PEDOMANRAKYAT, BULUKUMB – Sore di Bulukumba jatuh dengan lembut, sementara di layar kecil gawai, wajah-wajah dari dua kota berbeda bertemu dalam satu percakapan. Di antara sinar senja dan sinyal internet yang kadang tersendat, Sekolah Anak Desa (SaESA) kembali membuka ruang dialog — kali ini bersama Indah Widia Sari, fasilitator dari Sanggar Anak Alam (SALAM) Yogyakarta.
Topik mereka sederhana, tapi menyentuh akar paling dalam dari dunia pendidikan: sebab sekolah tidak sekaku itu.
Selama ini, banyak dari kita mengenal sekolah sebagai bangunan berdinding tebal, dengan kursi tersusun rapi dan papan tulis di depan kelas. Sebuah sistem yang rapi, tapi sering juga kaku. Namun, SALAM menawarkan cara pandang lain. Di sana, sekolah bukan sekadar ruang fisik. Ia adalah ekosistem tempat anak, fasilitator, dan lingkungan belajar saling mendengar dan tumbuh bersama di bawah payung: Warga SALAM.
Melalui live Instagram yang dimulai pukul 17.00 WITA, SuarAsaESA menyalurkan percakapan ini kepada siapa pun yang ingin mendengarkan. Platform yang biasa dipenuhi foto-foto perjalanan dan video pendek itu, sore itu berubah menjadi ruang belajar digital. Di sanalah lahir gagasan bahwa sekolah bisa lebih lentur, lebih manusiawi.

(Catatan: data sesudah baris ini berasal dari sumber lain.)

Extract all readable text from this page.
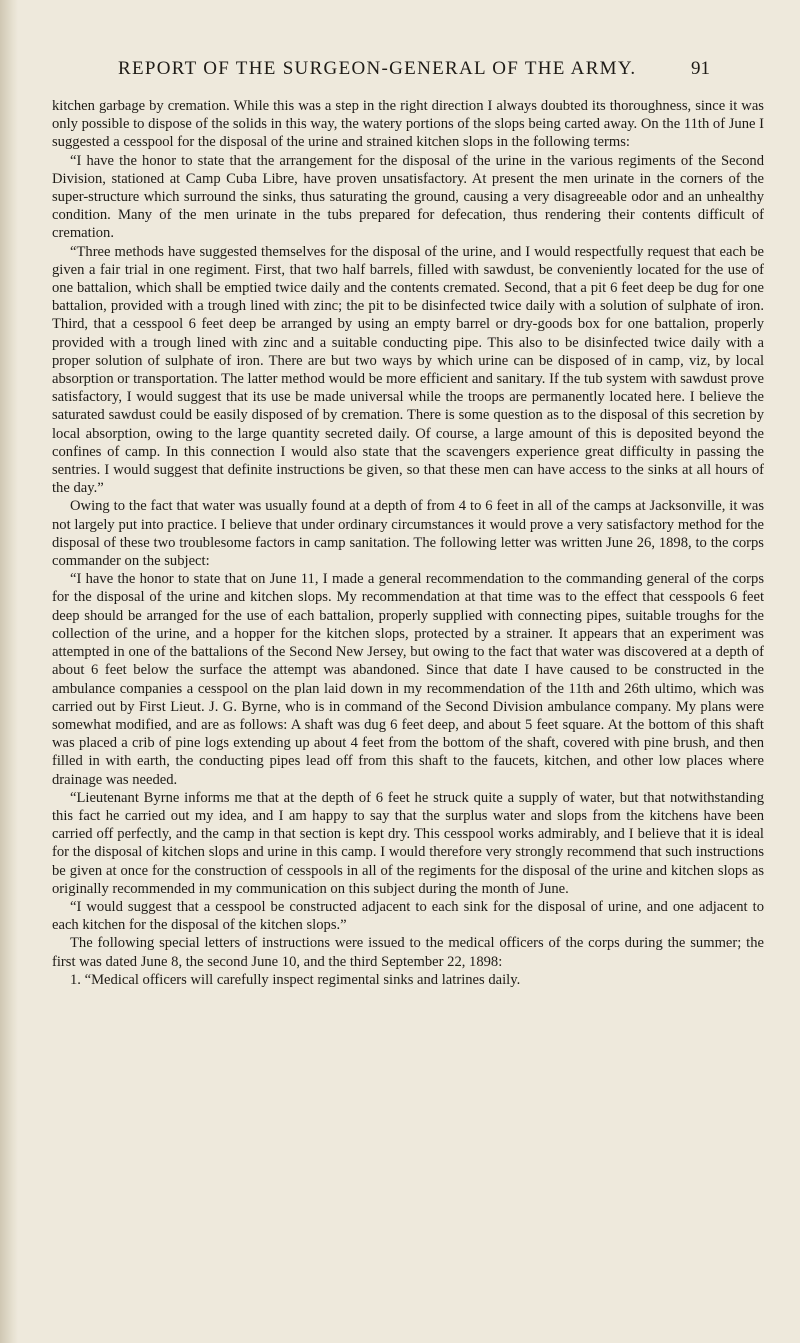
REPORT OF THE SURGEON-GENERAL OF THE ARMY.	91

kitchen garbage by cremation. While this was a step in the right direction I always doubted its thoroughness, since it was only possible to dispose of the solids in this way, the watery portions of the slops being carted away. On the 11th of June I suggested a cesspool for the disposal of the urine and strained kitchen slops in the following terms:

“I have the honor to state that the arrangement for the disposal of the urine in the various regiments of the Second Division, stationed at Camp Cuba Libre, have proven unsatisfactory. At present the men urinate in the corners of the super-structure which surround the sinks, thus saturating the ground, causing a very disagreeable odor and an unhealthy condition. Many of the men urinate in the tubs prepared for defecation, thus rendering their contents difficult of cremation.

“Three methods have suggested themselves for the disposal of the urine, and I would respectfully request that each be given a fair trial in one regiment. First, that two half barrels, filled with sawdust, be conveniently located for the use of one battalion, which shall be emptied twice daily and the contents cremated. Second, that a pit 6 feet deep be dug for one battalion, provided with a trough lined with zinc; the pit to be disinfected twice daily with a solution of sulphate of iron. Third, that a cesspool 6 feet deep be arranged by using an empty barrel or dry-goods box for one battalion, properly provided with a trough lined with zinc and a suitable conducting pipe. This also to be disinfected twice daily with a proper solution of sulphate of iron. There are but two ways by which urine can be disposed of in camp, viz, by local absorption or transportation. The latter method would be more efficient and sanitary. If the tub system with sawdust prove satisfactory, I would suggest that its use be made universal while the troops are permanently located here. I believe the saturated sawdust could be easily disposed of by cremation. There is some question as to the disposal of this secretion by local absorption, owing to the large quantity secreted daily. Of course, a large amount of this is deposited beyond the confines of camp. In this connection I would also state that the scavengers experience great difficulty in passing the sentries. I would suggest that definite instructions be given, so that these men can have access to the sinks at all hours of the day.”

Owing to the fact that water was usually found at a depth of from 4 to 6 feet in all of the camps at Jacksonville, it was not largely put into practice. I believe that under ordinary circumstances it would prove a very satisfactory method for the disposal of these two troublesome factors in camp sanitation. The following letter was written June 26, 1898, to the corps commander on the subject:

“I have the honor to state that on June 11, I made a general recommendation to the commanding general of the corps for the disposal of the urine and kitchen slops. My recommendation at that time was to the effect that cesspools 6 feet deep should be arranged for the use of each battalion, properly supplied with connecting pipes, suitable troughs for the collection of the urine, and a hopper for the kitchen slops, protected by a strainer. It appears that an experiment was attempted in one of the battalions of the Second New Jersey, but owing to the fact that water was discovered at a depth of about 6 feet below the surface the attempt was abandoned. Since that date I have caused to be constructed in the ambulance companies a cesspool on the plan laid down in my recommendation of the 11th and 26th ultimo, which was carried out by First Lieut. J. G. Byrne, who is in command of the Second Division ambulance company. My plans were somewhat modified, and are as follows: A shaft was dug 6 feet deep, and about 5 feet square. At the bottom of this shaft was placed a crib of pine logs extending up about 4 feet from the bottom of the shaft, covered with pine brush, and then filled in with earth, the conducting pipes lead off from this shaft to the faucets, kitchen, and other low places where drainage was needed.

“Lieutenant Byrne informs me that at the depth of 6 feet he struck quite a supply of water, but that notwithstanding this fact he carried out my idea, and I am happy to say that the surplus water and slops from the kitchens have been carried off perfectly, and the camp in that section is kept dry. This cesspool works admirably, and I believe that it is ideal for the disposal of kitchen slops and urine in this camp. I would therefore very strongly recommend that such instructions be given at once for the construction of cesspools in all of the regiments for the disposal of the urine and kitchen slops as originally recommended in my communication on this subject during the month of June.

“I would suggest that a cesspool be constructed adjacent to each sink for the disposal of urine, and one adjacent to each kitchen for the disposal of the kitchen slops.”

The following special letters of instructions were issued to the medical officers of the corps during the summer; the first was dated June 8, the second June 10, and the third September 22, 1898:

1. “Medical officers will carefully inspect regimental sinks and latrines daily.
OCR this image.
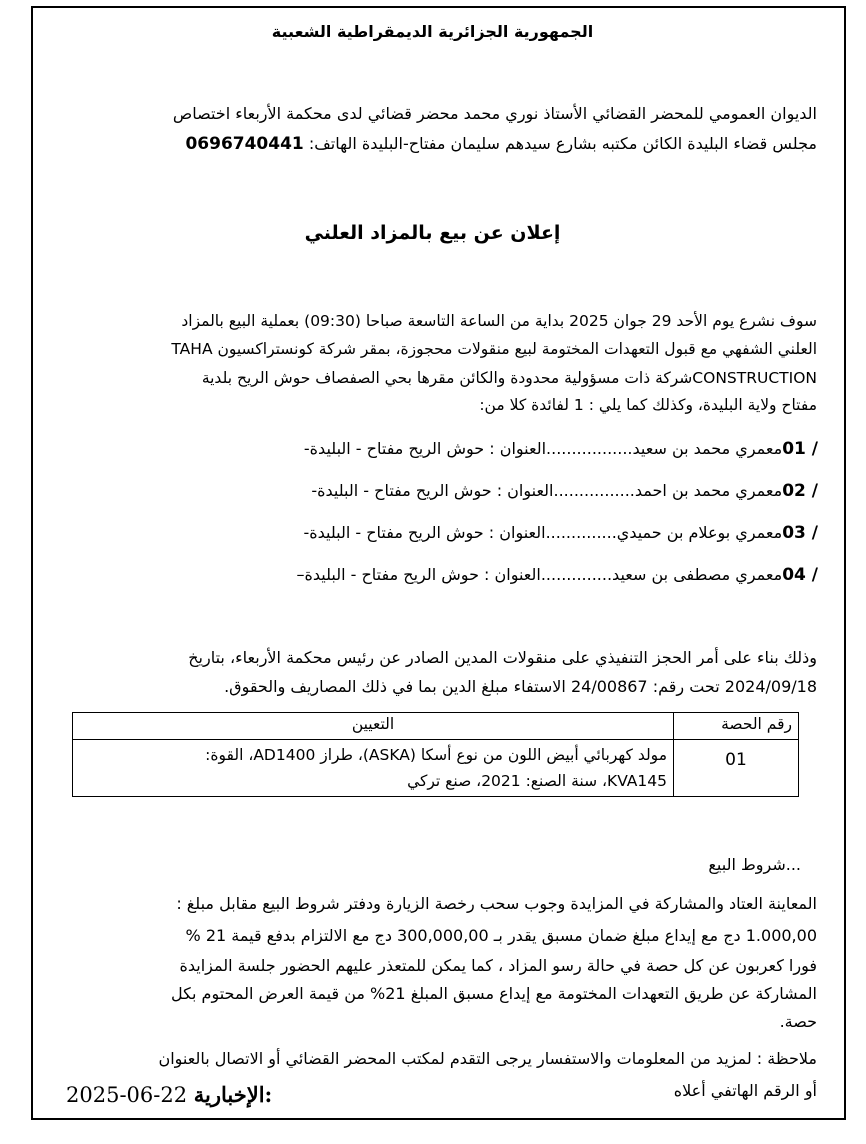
الجمهورية الجزائرية الديمقراطية الشعبية
الديوان العمومي للمحضر القضائي الأستاذ نوري محمد محضر قضائي لدى محكمة الأربعاء اختصاص
مجلس قضاء البليدة الكائن مكتبه بشارع سيدهم سليمان مفتاح-البليدة الهاتف: 0696740441
إعلان عن بيع بالمزاد العلني
سوف نشرع يوم الأحد 29 جوان 2025 بداية من الساعة التاسعة صباحا (09:30) بعملية البيع بالمزاد
العلني الشفهي مع قبول التعهدات المختومة لبيع منقولات محجوزة، بمقر شركة كونستراكسيون TAHA
CONSTRUCTIONشركة ذات مسؤولية محدودة والكائن مقرها بحي الصفصاف حوش الريح بلدية
مفتاح ولاية البليدة، وكذلك كما يلي : 1 لفائدة كلا من:
/ 01معمري محمد بن سعيد.................العنوان : حوش الريح مفتاح - البليدة-
/ 02معمري محمد بن احمد................العنوان : حوش الريح مفتاح - البليدة-
/ 03معمري بوعلام بن حميدي..............العنوان : حوش الريح مفتاح - البليدة-
/ 04معمري مصطفى بن سعيد..............العنوان : حوش الريح مفتاح - البليدة–
وذلك بناء على أمر الحجز التنفيذي على منقولات المدين الصادر عن رئيس محكمة الأربعاء، بتاريخ
2024/09/18 تحت رقم: 24/00867 الاستفاء مبلغ الدين بما في ذلك المصاريف والحقوق.
رقم الحصة	التعيين
01	مولد كهربائي أبيض اللون من نوع أسكا (ASKA)، طراز AD1400، القوة:
KVA145، سنة الصنع: 2021، صنع تركي
...شروط البيع
المعاينة العتاد والمشاركة في المزايدة وجوب سحب رخصة الزيارة ودفتر شروط البيع مقابل مبلغ :
1.000,00 دج مع إيداع مبلغ ضمان مسبق يقدر بـ 300,000,00 دج مع الالتزام بدفع قيمة 21 %
فورا كعربون عن كل حصة في حالة رسو المزاد ، كما يمكن للمتعذر عليهم الحضور جلسة المزايدة
المشاركة عن طريق التعهدات المختومة مع إيداع مسبق المبلغ 21% من قيمة العرض المحتوم بكل
حصة.
ملاحظة : لمزيد من المعلومات والاستفسار يرجى التقدم لمكتب المحضر القضائي أو الاتصال بالعنوان
أو الرقم الهاتفي أعلاه
2025-06-22 الإخبارية:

“Saya pikir sekolah bisa menjadi merdeka ketika dia tidak terjebak pada tembok dan sembunyi di bawah kursi yang menafsirkan kekakuan. Sekolah itu ruang dialog,” ujar Indah Widia Sari, fasilitator SALAM sekaligus narasumber sore kali ini.
Pernyataan itu seperti membuka tirai. Bahwa sekolah tak semestinya menjadi tempat yang menakutkan atau membatasi, melainkan sebuah ruang yang hidup — seperti alam yang tak pernah berhenti bergerak.
Pertanyaan pun mengalir di antara jeda sinyal dan tawa kecil.
Apakah sekolah masih disebut sekolah jika tidak berada dalam bangunan megah? Apakah kecerdasan hanya bisa tumbuh dari sistem yang seragam? Apa yang membuat sekolah itu jadi kaku?